Researchers have developed a new wheat powdery mildew index (WPMI) that uses unmanned aerial vehicle (UAV) hyperspectral imagery and spatial analysis to detect and track wheat powdery mildew (WPM) across multiple scales. The study, published in the Journal of Remote Sensing (DOI: 10.34133/remotesensing.0955), addresses the critical need for rapid, field-scale monitoring of this destructive fungal disease, which can cause severe yield losses in winter wheat.
Wheat powdery mildew damages leaf tissues, weakens plant growth, and often leads to significant yield reductions. Current diagnosis relies on expert visual inspection, a labor-intensive and subjective method that struggles to capture the spatially uneven spread of the disease in smallholder farms. While hyperspectral remote sensing has shown promise for crop disease detection, existing vegetation indices were designed for general stress monitoring rather than specific pathogen-host responses. Machine learning approaches also require large, high-quality training datasets, limiting their scalability.
The research team, from the Key Lab of Smart Agriculture System at China Agricultural University, the Information Technology Research Center at the Beijing Academy of Agriculture and Forestry Sciences, the Institute of Plant Protection at the Chinese Academy of Agricultural Sciences, and the College of Land Science and Technology at China Agricultural University, developed two forms of WPMI: WPMIG = (R760 − R554)/(R661 + R554) and WPMIR = (R760 − R661)/(R661 + R554). These indices utilize disease-sensitive bands in the green, red, and near-infrared regions to distinguish healthy from infected wheat and quantify disease index (DI) at leaf, ground canopy, and UAV canopy scales.

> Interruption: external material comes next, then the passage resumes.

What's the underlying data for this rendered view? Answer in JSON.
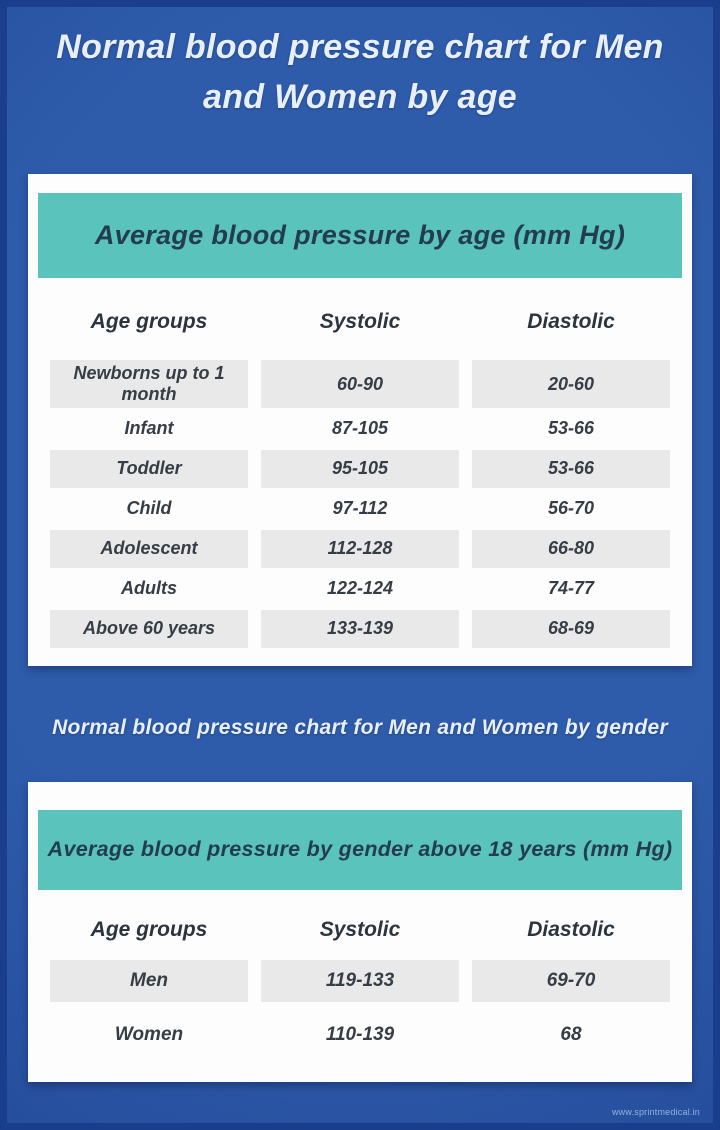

Data were collected from greenhouse and field experiments between 2022 and 2024, including 1,260 leaf spectra and 804 canopy spectra under varying infection conditions, wheat varieties, and spatial scales. At the leaf scale, WPMI achieved overall classification accuracy (OCA) of 85% for WPMIG and 86% for WPMIR in the 2022 greenhouse experiment. In field conditions, OCA ranged from 80% to 81% across 2023 and 2024. For disease severity estimation, WPMIG reached R² values of 0.55 to 0.93 at the ground scale and 0.48 to 0.90 at the UAV scale.
UAV-derived WPMIG maps were combined with Getis–Ord Gᵢ* hot-spot analysis to identify clusters of likely infection and track spatiotemporal changes across smallholder plots over three growing seasons. The researchers noted that a disease-specific spectral index can move crop disease monitoring beyond simple image comparison. By linking UAV hyperspectral imagery with spatial hot-spot analysis, the method reveals where WPM is emerging, expanding, or declining, offering a basis for earlier warning and more targeted disease management.
Leaf spectra were collected using a handheld hyperspectral camera, while canopy spectra were acquired with a ground spectrometer and a DJI M600 UAV equipped with a Pika L hyperspectral camera. Linear discriminant analysis (LDA) selected sensitive bands and evaluated classification performance. DI was measured through field surveys following national standards, and linear regression assessed the relationship between WPMI and DI.
With further validation across regions, wheat varieties, sensors, and disease conditions, WPMI-based UAV monitoring could support precision plant protection and early warning systems for wheat production. The approach may help farmers identify disease hot spots before severe outbreaks occur, reduce unnecessary pesticide use, and improve field-level decision-making. More broadly, this strategy provides a framework for developing disease-specific remote sensing indices for other crop–pathogen systems, contributing to smarter and more resilient agricultural monitoring.